De nos jours, Colette serait encore un objet de scandales. Non pour sa
bisexualité, assumée au point d’avoir été moult fois abordée dans le cœur même
de son œuvre littéraire, mais pour un certain nombre de ses prises de position
qui font d’elle un esprit libre impossible à positionner dans telle ou telle
case. Femme affranchie dans tous les sens du terme, elle abhorrait le féminisme
(« Les
suffragettes me dégoûtent. Savez-vous ce qu'elles méritent, les
suffragettes ? Le fouet et le harem… ») et estimait que les femmes devaient
se tenir éloignées de la politique (« J'ai
moi-même, parmi mes relations, un nombre suffisant de femmes équilibrées, en
bonne santé, très cultivées, intelligentes, qui seraient tout aussi capables
qu'un homme de siéger dans une commission ou un jury. Seulement elles ont
toutes, chaque mois – et je vous assure que ce sont des femmes normales, parfaitement
constituées – des jours où elles sont irritables, incontrôlées, imprévisibles.

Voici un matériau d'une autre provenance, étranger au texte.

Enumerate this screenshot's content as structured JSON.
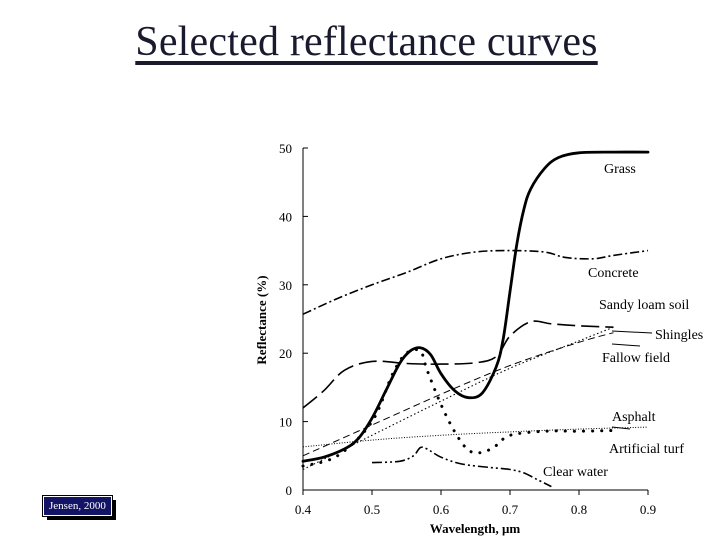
{
  "slide": {
    "title": "Selected reflectance curves",
    "credit": "Jensen, 2000"
  },
  "chart_data": {
    "type": "line",
    "title": "",
    "xlabel": "Wavelength, μm",
    "ylabel": "Reflectance (%)",
    "xlim": [
      0.4,
      0.9
    ],
    "ylim": [
      0,
      50
    ],
    "x_ticks": [
      "0.4",
      "0.5",
      "0.6",
      "0.7",
      "0.8",
      "0.9"
    ],
    "y_ticks": [
      "0",
      "10",
      "20",
      "30",
      "40",
      "50"
    ],
    "grid": false,
    "series": [
      {
        "name": "Grass",
        "style": "thick-solid",
        "points": [
          [
            0.4,
            4.2
          ],
          [
            0.43,
            4.8
          ],
          [
            0.46,
            6.0
          ],
          [
            0.48,
            7.5
          ],
          [
            0.5,
            10.5
          ],
          [
            0.52,
            14.5
          ],
          [
            0.54,
            18.5
          ],
          [
            0.555,
            20.3
          ],
          [
            0.57,
            20.8
          ],
          [
            0.585,
            19.8
          ],
          [
            0.6,
            17.0
          ],
          [
            0.62,
            14.5
          ],
          [
            0.64,
            13.5
          ],
          [
            0.66,
            14.2
          ],
          [
            0.68,
            18.0
          ],
          [
            0.69,
            22.0
          ],
          [
            0.7,
            29.0
          ],
          [
            0.71,
            36.0
          ],
          [
            0.72,
            41.0
          ],
          [
            0.73,
            44.0
          ],
          [
            0.75,
            47.0
          ],
          [
            0.77,
            48.6
          ],
          [
            0.8,
            49.3
          ],
          [
            0.85,
            49.4
          ],
          [
            0.9,
            49.4
          ]
        ]
      },
      {
        "name": "Concrete",
        "style": "dash-dot",
        "points": [
          [
            0.4,
            25.7
          ],
          [
            0.45,
            28.0
          ],
          [
            0.5,
            30.0
          ],
          [
            0.55,
            31.8
          ],
          [
            0.6,
            33.8
          ],
          [
            0.65,
            34.8
          ],
          [
            0.7,
            35.0
          ],
          [
            0.75,
            34.8
          ],
          [
            0.78,
            34.0
          ],
          [
            0.82,
            33.8
          ],
          [
            0.85,
            34.3
          ],
          [
            0.9,
            35.0
          ]
        ]
      },
      {
        "name": "Sandy loam soil",
        "style": "long-dash",
        "points": [
          [
            0.4,
            12.0
          ],
          [
            0.43,
            14.5
          ],
          [
            0.46,
            17.5
          ],
          [
            0.5,
            18.8
          ],
          [
            0.55,
            18.5
          ],
          [
            0.6,
            18.4
          ],
          [
            0.65,
            18.6
          ],
          [
            0.68,
            19.5
          ],
          [
            0.7,
            22.5
          ],
          [
            0.73,
            24.6
          ],
          [
            0.76,
            24.3
          ],
          [
            0.8,
            24.0
          ],
          [
            0.85,
            23.8
          ]
        ]
      },
      {
        "name": "Shingles",
        "style": "dashed",
        "points": [
          [
            0.4,
            5.0
          ],
          [
            0.5,
            9.5
          ],
          [
            0.6,
            14.0
          ],
          [
            0.7,
            18.2
          ],
          [
            0.8,
            21.6
          ],
          [
            0.85,
            23.0
          ]
        ]
      },
      {
        "name": "Fallow field",
        "style": "dotted",
        "points": [
          [
            0.4,
            3.0
          ],
          [
            0.5,
            8.0
          ],
          [
            0.6,
            13.0
          ],
          [
            0.7,
            17.8
          ],
          [
            0.8,
            21.8
          ],
          [
            0.85,
            23.8
          ]
        ]
      },
      {
        "name": "Asphalt",
        "style": "fine-dotted",
        "points": [
          [
            0.4,
            6.3
          ],
          [
            0.5,
            7.3
          ],
          [
            0.6,
            8.0
          ],
          [
            0.7,
            8.5
          ],
          [
            0.8,
            8.9
          ],
          [
            0.9,
            9.2
          ]
        ]
      },
      {
        "name": "Artificial turf",
        "style": "sparse-dots",
        "points": [
          [
            0.4,
            3.5
          ],
          [
            0.45,
            5.0
          ],
          [
            0.5,
            10.0
          ],
          [
            0.53,
            17.0
          ],
          [
            0.55,
            20.0
          ],
          [
            0.57,
            20.3
          ],
          [
            0.58,
            17.5
          ],
          [
            0.6,
            12.5
          ],
          [
            0.62,
            8.5
          ],
          [
            0.64,
            5.8
          ],
          [
            0.66,
            5.5
          ],
          [
            0.68,
            6.5
          ],
          [
            0.7,
            8.0
          ],
          [
            0.75,
            8.6
          ],
          [
            0.8,
            8.6
          ],
          [
            0.85,
            8.7
          ]
        ]
      },
      {
        "name": "Clear water",
        "style": "dash-dot-dot",
        "points": [
          [
            0.5,
            4.0
          ],
          [
            0.54,
            4.2
          ],
          [
            0.56,
            5.0
          ],
          [
            0.57,
            6.2
          ],
          [
            0.58,
            6.0
          ],
          [
            0.6,
            4.8
          ],
          [
            0.63,
            3.8
          ],
          [
            0.67,
            3.3
          ],
          [
            0.7,
            3.0
          ],
          [
            0.72,
            2.5
          ],
          [
            0.74,
            1.5
          ],
          [
            0.76,
            0.5
          ]
        ]
      }
    ]
  }
}
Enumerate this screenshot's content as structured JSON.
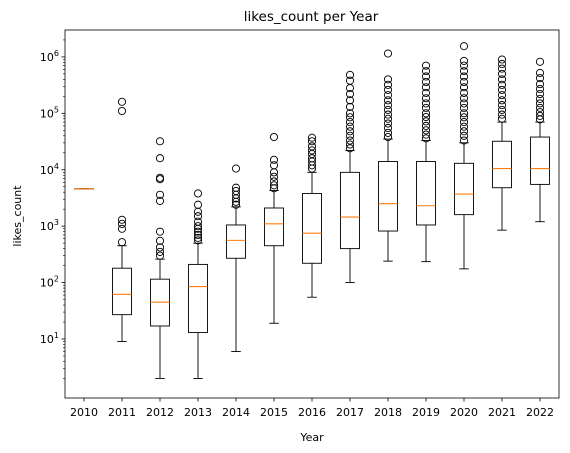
{
  "chart_data": {
    "type": "box",
    "title": "likes_count per Year",
    "xlabel": "Year",
    "ylabel": "likes_count",
    "y_scale": "log",
    "ylim": [
      0.9,
      3000000
    ],
    "categories": [
      "2010",
      "2011",
      "2012",
      "2013",
      "2014",
      "2015",
      "2016",
      "2017",
      "2018",
      "2019",
      "2020",
      "2021",
      "2022"
    ],
    "y_ticks": [
      {
        "base": "10",
        "exp": "1",
        "value": 10
      },
      {
        "base": "10",
        "exp": "2",
        "value": 100
      },
      {
        "base": "10",
        "exp": "3",
        "value": 1000
      },
      {
        "base": "10",
        "exp": "4",
        "value": 10000
      },
      {
        "base": "10",
        "exp": "5",
        "value": 100000
      },
      {
        "base": "10",
        "exp": "6",
        "value": 1000000
      }
    ],
    "boxes": [
      {
        "whislo": 4600,
        "q1": 4600,
        "med": 4600,
        "q3": 4600,
        "whishi": 4600,
        "fliers": []
      },
      {
        "whislo": 9,
        "q1": 27,
        "med": 62,
        "q3": 180,
        "whishi": 450,
        "fliers": [
          520,
          900,
          1100,
          1300,
          110000,
          160000
        ]
      },
      {
        "whislo": 2,
        "q1": 17,
        "med": 45,
        "q3": 115,
        "whishi": 260,
        "fliers": [
          300,
          350,
          420,
          550,
          800,
          2800,
          3600,
          6800,
          7200,
          16000,
          32000
        ]
      },
      {
        "whislo": 2,
        "q1": 13,
        "med": 85,
        "q3": 210,
        "whishi": 500,
        "fliers": [
          560,
          620,
          700,
          800,
          900,
          1000,
          1200,
          1500,
          1800,
          2400,
          3800
        ]
      },
      {
        "whislo": 6,
        "q1": 270,
        "med": 560,
        "q3": 1050,
        "whishi": 2200,
        "fliers": [
          2400,
          2700,
          3100,
          3600,
          4200,
          4800,
          10500
        ]
      },
      {
        "whislo": 19,
        "q1": 450,
        "med": 1100,
        "q3": 2100,
        "whishi": 4300,
        "fliers": [
          4700,
          5300,
          6200,
          7500,
          9000,
          12000,
          15000,
          38000
        ]
      },
      {
        "whislo": 55,
        "q1": 220,
        "med": 750,
        "q3": 3800,
        "whishi": 9000,
        "fliers": [
          10500,
          12000,
          14000,
          16000,
          19000,
          22000,
          26000,
          32000,
          37000
        ]
      },
      {
        "whislo": 100,
        "q1": 400,
        "med": 1450,
        "q3": 9000,
        "whishi": 22000,
        "fliers": [
          24000,
          28000,
          33000,
          40000,
          48000,
          58000,
          70000,
          85000,
          100000,
          130000,
          170000,
          220000,
          280000,
          380000,
          480000
        ]
      },
      {
        "whislo": 240,
        "q1": 820,
        "med": 2500,
        "q3": 14000,
        "whishi": 35000,
        "fliers": [
          38000,
          45000,
          55000,
          66000,
          80000,
          95000,
          115000,
          140000,
          170000,
          210000,
          260000,
          320000,
          400000,
          1150000
        ]
      },
      {
        "whislo": 235,
        "q1": 1050,
        "med": 2300,
        "q3": 14000,
        "whishi": 33000,
        "fliers": [
          36000,
          42000,
          50000,
          60000,
          72000,
          86000,
          100000,
          125000,
          150000,
          185000,
          230000,
          290000,
          360000,
          450000,
          560000,
          700000
        ]
      },
      {
        "whislo": 175,
        "q1": 1600,
        "med": 3700,
        "q3": 13000,
        "whishi": 30000,
        "fliers": [
          33000,
          40000,
          48000,
          58000,
          70000,
          85000,
          100000,
          125000,
          150000,
          185000,
          230000,
          290000,
          360000,
          450000,
          560000,
          700000,
          850000,
          1550000
        ]
      },
      {
        "whislo": 850,
        "q1": 4800,
        "med": 10500,
        "q3": 32000,
        "whishi": 70000,
        "fliers": [
          80000,
          95000,
          115000,
          140000,
          170000,
          210000,
          260000,
          320000,
          400000,
          500000,
          620000,
          750000,
          900000
        ]
      },
      {
        "whislo": 1200,
        "q1": 5500,
        "med": 10500,
        "q3": 38000,
        "whishi": 70000,
        "fliers": [
          78000,
          90000,
          105000,
          125000,
          150000,
          180000,
          220000,
          270000,
          330000,
          420000,
          520000,
          820000
        ]
      }
    ],
    "colors": {
      "box": "#000000",
      "median": "#ff7f0e",
      "flier": "#000000",
      "background": "#ffffff"
    },
    "grid": false,
    "legend": "none"
  }
}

Les affaires politiques suivent leur cours tout de même pendant ces jours-là,
n'est-ce pas ? »). Pendant les années d’occupation, elle n’hésita
pas à remuer ciel et terre pour faire libérer son amant juif, arrêté à leur
domicile par la gestapo, du camp de Compiègne, en faisant intervenir tant
Robert Brasillach que Drieu la Rochelle ou la femme de l’Ambassadeur d’Allemagne
à Paris, admiratrice de son œuvre.
On le voit tant dans ses livres que dans le cœur de sa biographie, Colette
c’est la quintessence du politiquement incorrect. Affichant jusque sur la scène
de music halls devant un Préfet de Police ses amours saphiques, suggar-mamie assumée
avant l’heure, haussant les épaules devant certaines idées progressistes, apolitique
au point de publier, nécessité financière oblige, dans des périodiques
collaborationnistes et pétainistes, elle fut également la première à comprendre
l’importance de l’image et de ses reflets, devenant ainsi l’auteur français le
plus photographié du siècle.
Colette, c’est un kaléidoscope d’images, de photographies et de reflets qui
se perdent et semblent s’annuler les uns les autres dans le tourbillon de son
époque. C’est un éternel pied de nez aux conventions, à toutes les conventions,
des plus conservatrices aux plus progressistes. Son écriture, sensuelle, épurée
et subtilement moderne, la démarque de la plupart de ses contemporains, plus
classiques, plus bourgeois aussi. Elle est à la première moitié du XXème siècle
ce que sera Françoise Sagan à la seconde : une jeune femme espiègle éprise
de libertés qui avec le temps, traversant mutine les scandales qu’on voulut tant
attacher à ses basques, deviendra une délicieuse vieille dame indigne.